Under the new rule, patients have new rights to their health information, greater privacy protection and the government has increased ability to enforce the law.

It is time to begin implementing a reporting plan for covered entities and business associates. Such a plan should consider four factors. Those factors to be considered in determining whether a breach must be reported include: (1) the type of protected health information (PHI) involved; (2) who used the PHI or to whom the PHI was disclosed; (3) whether the PHI was viewed or acquired; and (4) whether the risk to the PHI was mitigated, such as through assurances by trusted third parties that the PHI was destroyed.

Some other changes to be aware of are:

• Business associates are liable for HIPAA privacy and security rule requirements.

• A business associate includes subcontractors that create, receive, maintain or transmit PHI on the behalf of a business associate.

• Subcontractors for business associates are bound by the same compliance obligations no matter how far away the services are from the covered entity.

• A breach is any wrongful use or disclosure of PHI unless the covered entity or business associate assures that there was no compromise of the PHI or a small chance that it was.

• Covered entities have to protect the PHI of a decedent for 50 years following the date of death.

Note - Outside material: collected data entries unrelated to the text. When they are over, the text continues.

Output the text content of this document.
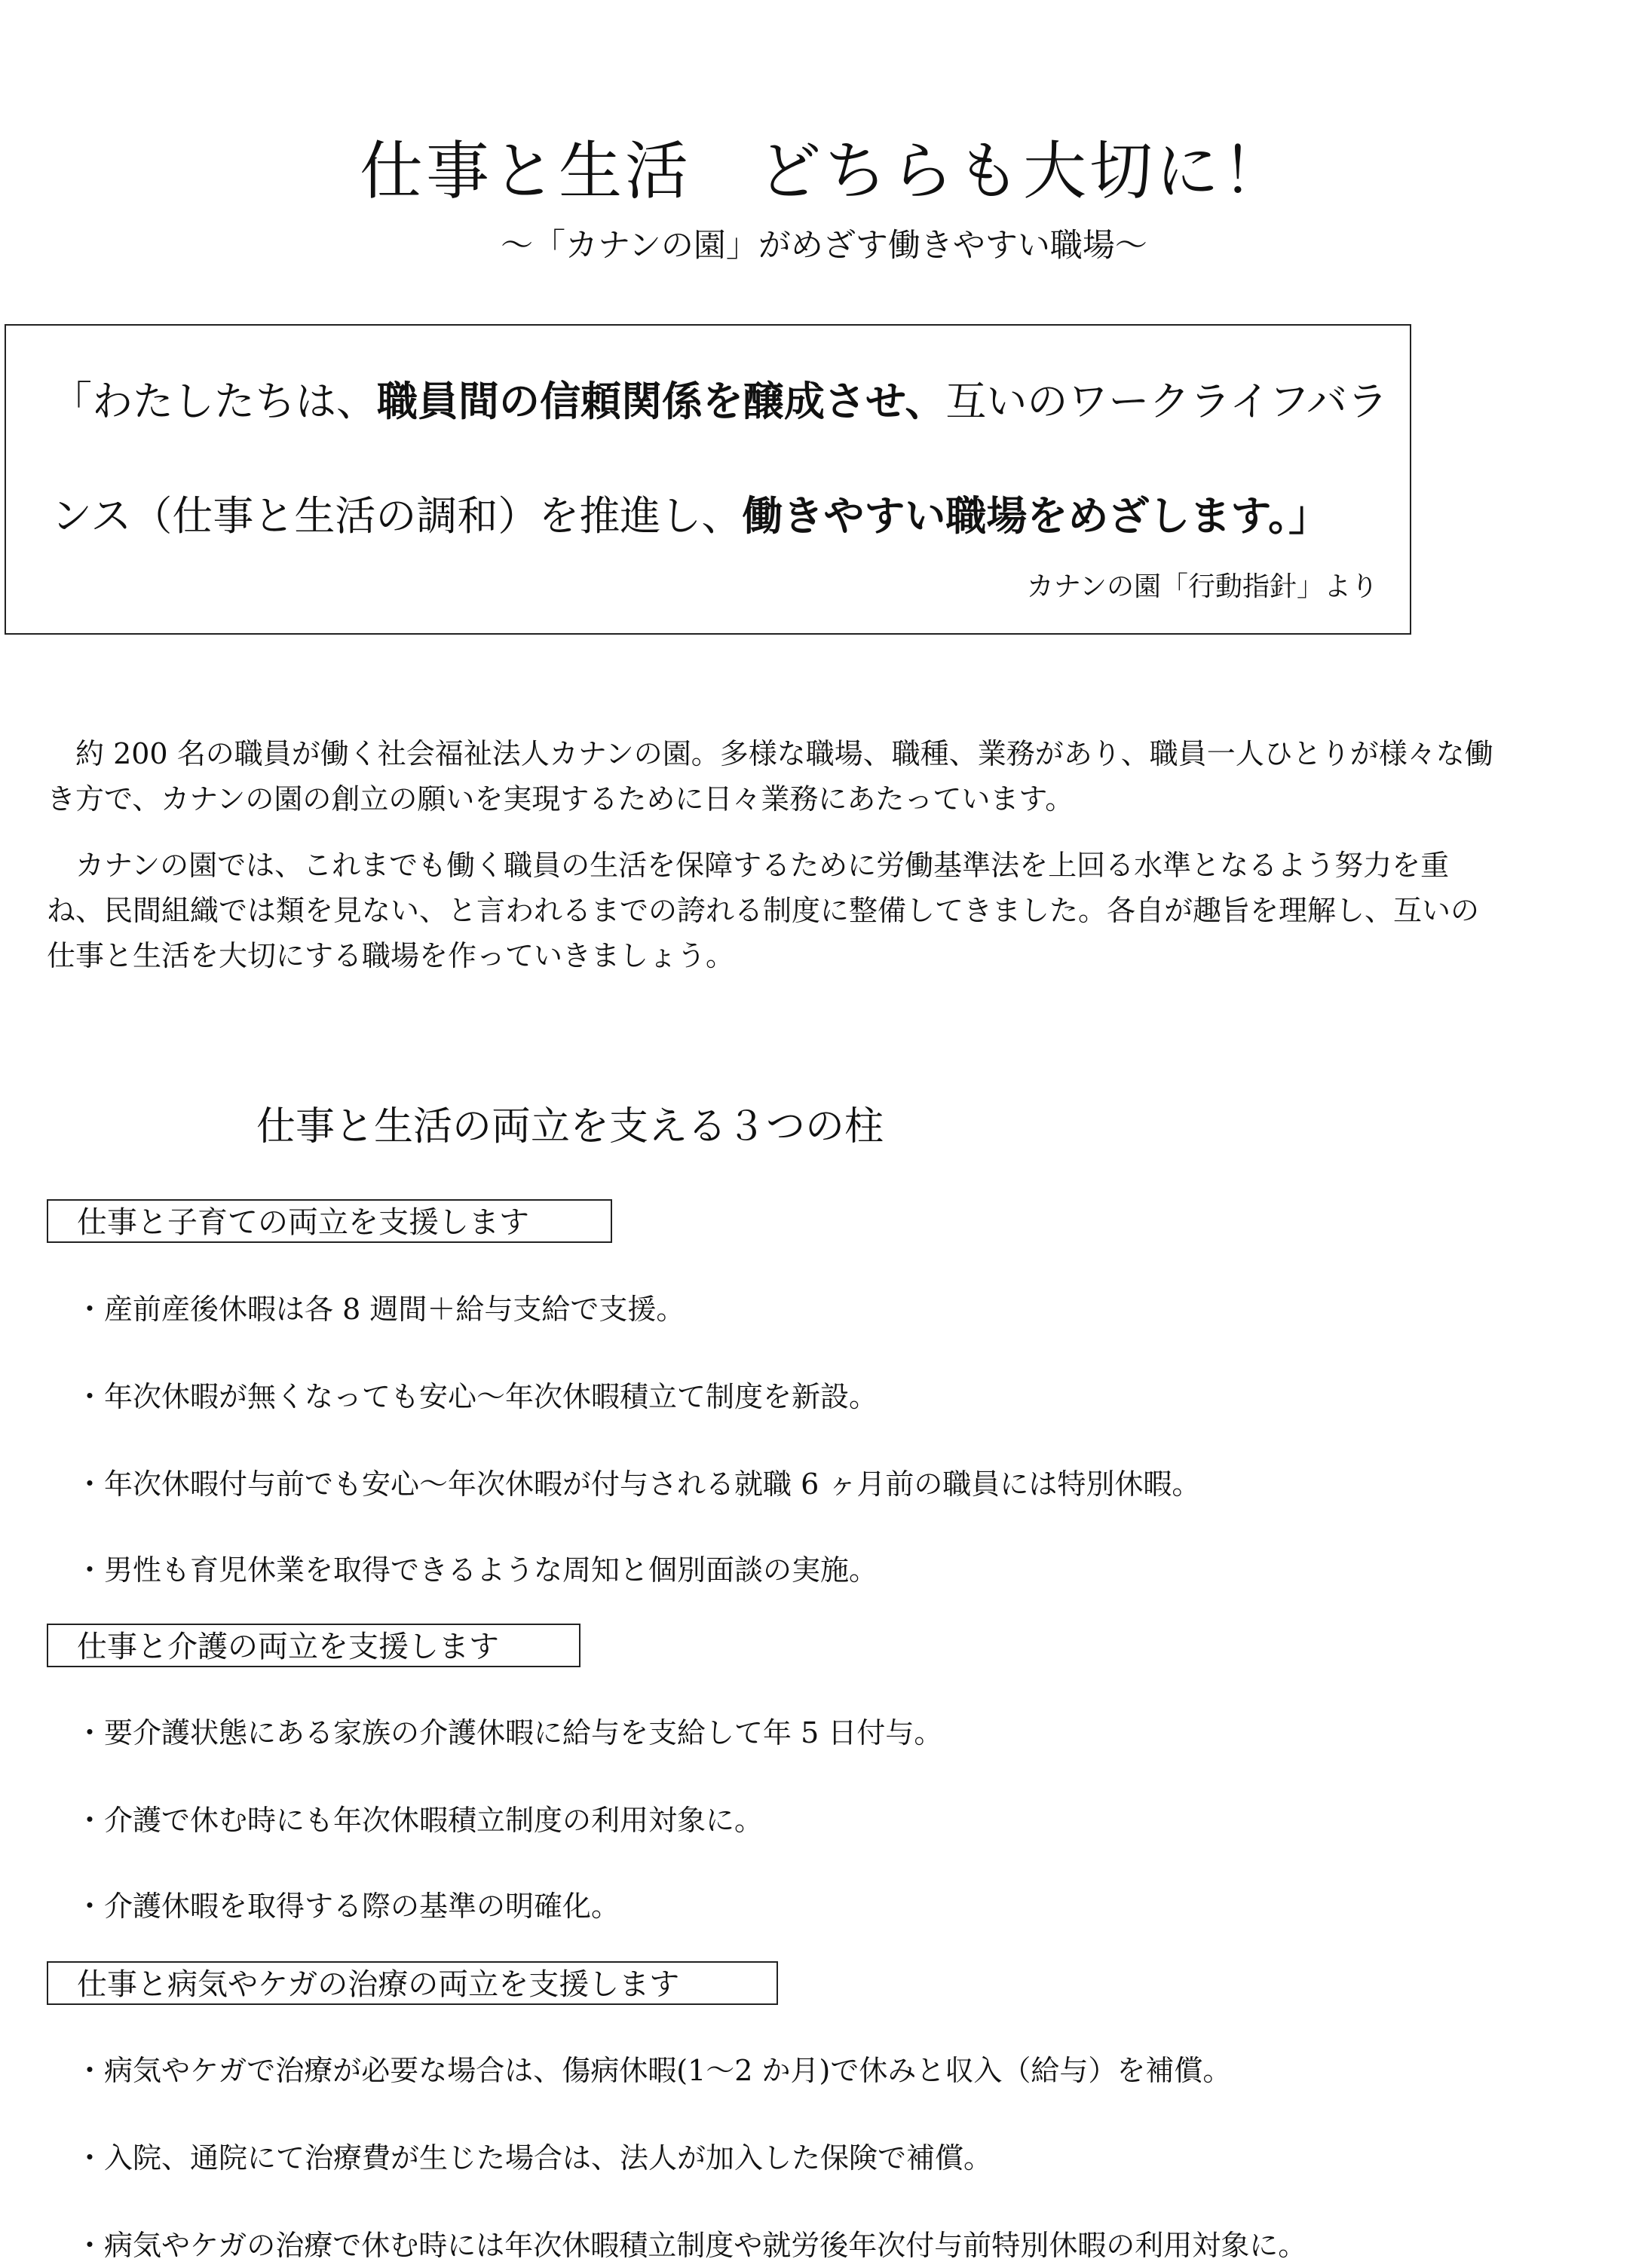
仕事と生活　どちらも大切に！
～「カナンの園」がめざす働きやすい職場～
「わたしたちは、職員間の信頼関係を醸成させ、互いのワークライフバラ
ンス（仕事と生活の調和）を推進し、働きやすい職場をめざします。」
カナンの園「行動指針」より
　約 200 名の職員が働く社会福祉法人カナンの園。多様な職場、職種、業務があり、職員一人ひとりが様々な働き方で、カナンの園の創立の願いを実現するために日々業務にあたっています。
　カナンの園では、これまでも働く職員の生活を保障するために労働基準法を上回る水準となるよう努力を重ね、民間組織では類を見ない、と言われるまでの誇れる制度に整備してきました。各自が趣旨を理解し、互いの仕事と生活を大切にする職場を作っていきましょう。
仕事と生活の両立を支える３つの柱
仕事と子育ての両立を支援します
・産前産後休暇は各 8 週間＋給与支給で支援。
・年次休暇が無くなっても安心～年次休暇積立て制度を新設。
・年次休暇付与前でも安心～年次休暇が付与される就職 6 ヶ月前の職員には特別休暇。
・男性も育児休業を取得できるような周知と個別面談の実施。
仕事と介護の両立を支援します
・要介護状態にある家族の介護休暇に給与を支給して年 5 日付与。
・介護で休む時にも年次休暇積立制度の利用対象に。
・介護休暇を取得する際の基準の明確化。
仕事と病気やケガの治療の両立を支援します
・病気やケガで治療が必要な場合は、傷病休暇(1～2 か月)で休みと収入（給与）を補償。
・入院、通院にて治療費が生じた場合は、法人が加入した保険で補償。
・病気やケガの治療で休む時には年次休暇積立制度や就労後年次付与前特別休暇の利用対象に。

• Patients can request a copy of their electronic medical record (EMR) in an electronic form.

• For all practical purposes the sale of a patient’s PHI is prohibited without their authorization.

• Penalties are enhanced for noncompliance depending upon the level of culpability up to the civil monetary cap of $1.5 million per violation.

Navigating the expanded HIPAA rule and making certain that you are in compliance by September 23, 2013 can be a daunting task for small and large healthcare businesses, physicians, dentists and hospitals.